The Presidential Scold

Today, Politico Arena asks for comments on:

Duking it out in Baltimore

My response:

It’s all well and good that President Obama wants to meet with Republicans – giving the appearance of reaching out – but when it’s mainly to “chastise” them for opposing his programs, as the AP is reporting after his session at the House Republicans’ retreat in Baltimore today, it’s little but a continuation of the lecture he gave to Congress, the Supreme Court, and even the American people on Wednesday evening.  “I am not an ideologue,” he’s reported to have said.  Yet it appears that he rejected the Republicans’ proposals for a different approach to health care, a line-item veto for spending bills, and across-the-board tax cuts.

But why should that surprise?  Ideologues aren’t open to new or different ideas, because they have the truth.  Yet the deeper truth that’s been apparent all along is that we have here a president who, along with so many on his staff, has little grasp of economic reality, because he has no experience in the business world – indeed, appears often to be hostile to that world.  Just today, for example, the White House unveiled its plan for a new tax break to spur job creation.  As reported by CNN, Obama “wants to give businesses a $5,000 tax credit for each net new employee they hire this year.”  The CNN headline captures it all:  “Here’s $5,000.  Go hire someone.”  That’s not the way the world works.  Temporary tax gimmicks like that, which the White House estimates will cost $33 billion, are hardly what’s needed.  If businesses are to start hiring on a regular basis, they need assurance of a regular climate that will enable them to plan rationally.  This administration has given them anything but that kind of assurance.  And today’s meeting in Baltimore, like Wednesday night’s lecture, hasn’t helped.

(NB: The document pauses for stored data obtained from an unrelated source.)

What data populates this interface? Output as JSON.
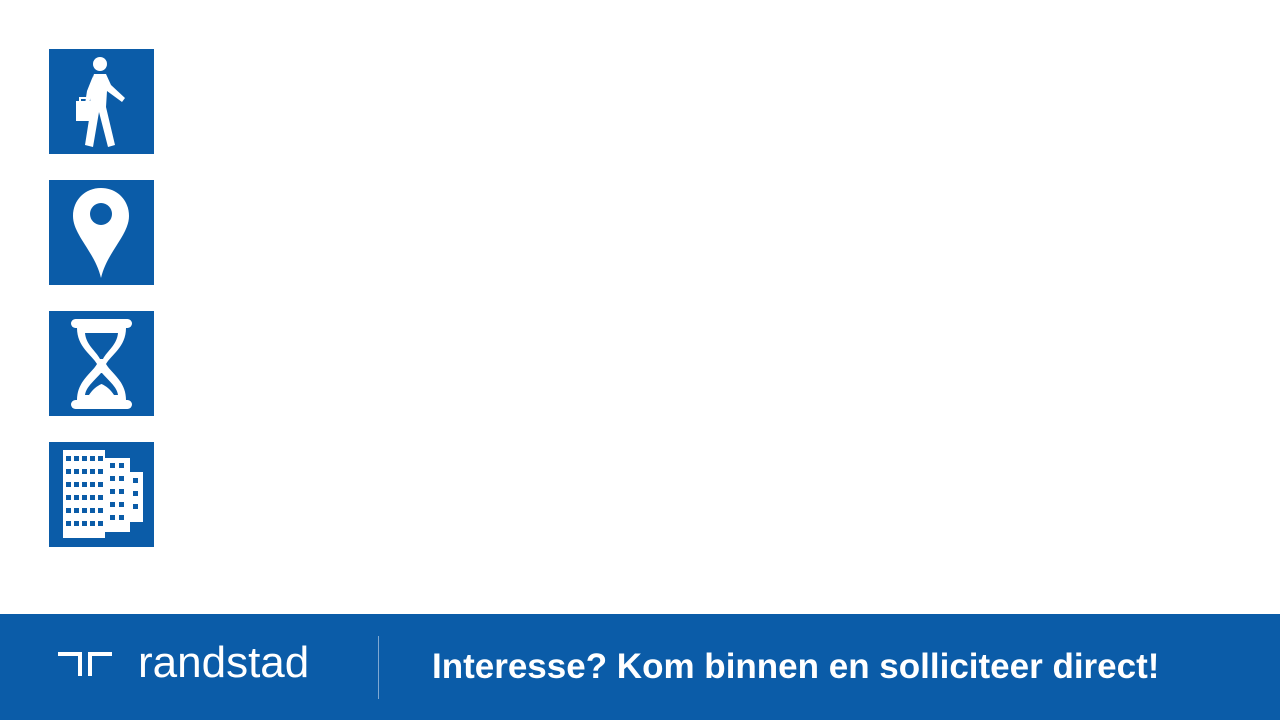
{
  "icons": [
    {
      "name": "walking-person-icon"
    },
    {
      "name": "map-pin-icon"
    },
    {
      "name": "hourglass-icon"
    },
    {
      "name": "buildings-icon"
    }
  ],
  "footer": {
    "logo_text": "randstad",
    "cta_text": "Interesse? Kom binnen en solliciteer direct!"
  },
  "colors": {
    "brand_blue": "#0b5ca8",
    "text_white": "#ffffff",
    "background": "#ffffff"
  }
}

The Next Step after Citizens United

The debates following the Citizens United decision continue, thanks in part to President Obama’s criticism of the U.S. Supreme Court during the State of the Union address.  Keeping track of those debates might cause you to miss what may well turn out to be the next step in liberalizing our campaign finance laws, the case of SpeechNow.org v. Federal Election Commission which was argued last Wednesday before the entire U.S. Court of Appeals for the D.C. Circuit.

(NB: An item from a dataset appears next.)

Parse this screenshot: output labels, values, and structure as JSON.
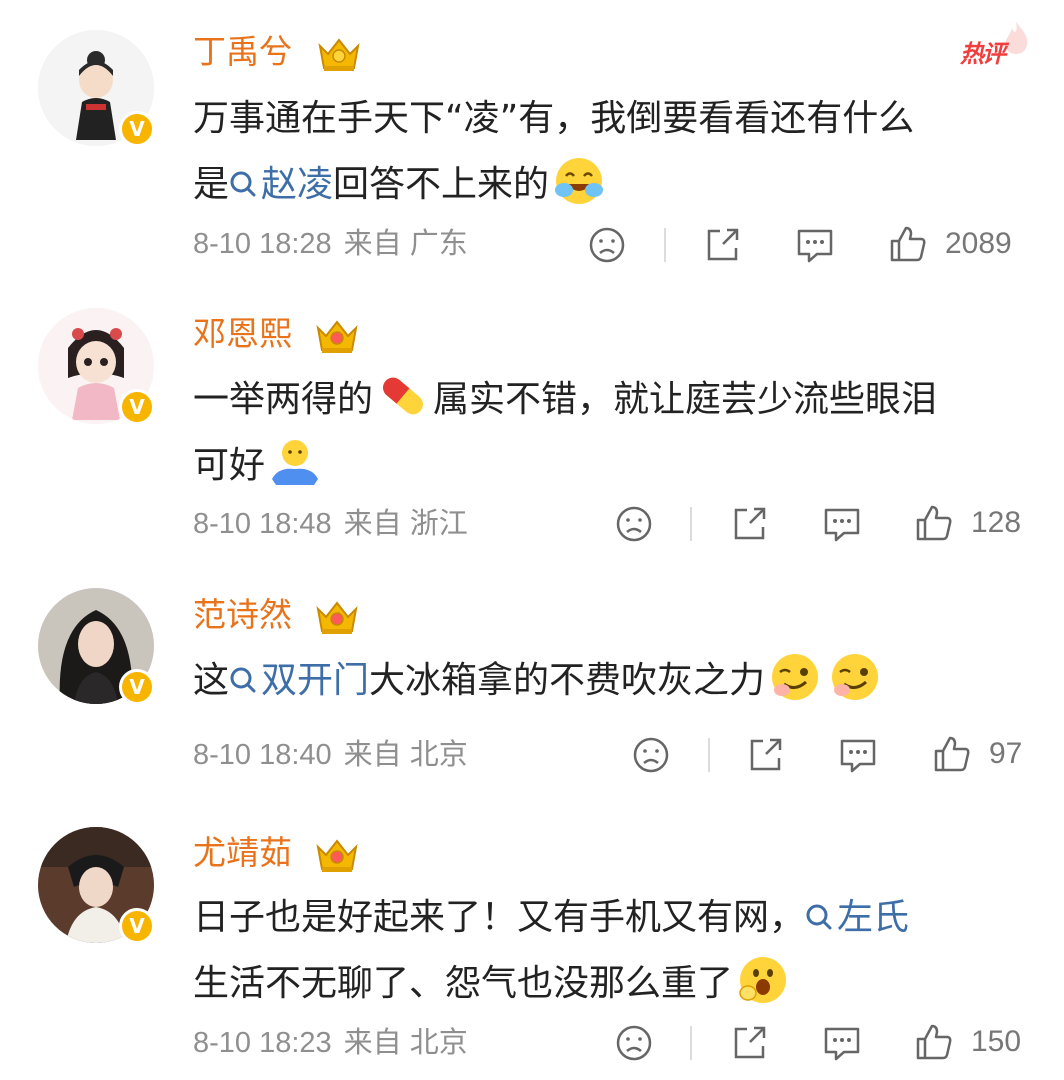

SpeechNow is a group of individuals with a clear mission: “SpeechNow would like to run advertisements urging voters to elect federal candidates who support full protections for First Amendment rights and to defeat candidates who are hostile to those rights.” The group has made sure that its members are independent of candidates for office and the political parties.

You would think they could set up the group and spend as they wish since SpeechNow is not tied to a candidate or party and hence cannot pose a threat of corruption. After all, the First Amendment protects speech by individuals, and the courts have only permitted regulations related to corruption (contribution limits) or public education (mandatory disclosure of spending).

Unfortunately federal law requires any groups that receives contributions of more than $1,000 during a calendar year or spends more than $1,000 during a year to register as a “political committee.” That status would mean disclosure of SpeechNow’s members and limits on contributions and spending. Fulfilling reporting and other requirements and observing the contribution limits would kill SpeechNow’s effort before it started. No group, no ads, no speech.

The Federal Election Commission argues that allowing speech by SpeechNow’s members would lead to corruption. Elected officials, they assert, will reward people who support favored speech even if those people are independent of a candidate or a party. Justice John Paul Stevens endorsed this corruption argument in Citizens United. He was dissenting and had the support of a minority of his fellow justices. The judges who heard the case for the circuit court seemed to believe Citizens United had weakened this sort of corruption argument.

Citizens United limited the power of the federal government over independent expenditures and speech by groups taking a corporate form. The reasoning in that case should apply with added force to individuals associating together to speak, individuals who have no ties to candidates or the political parties.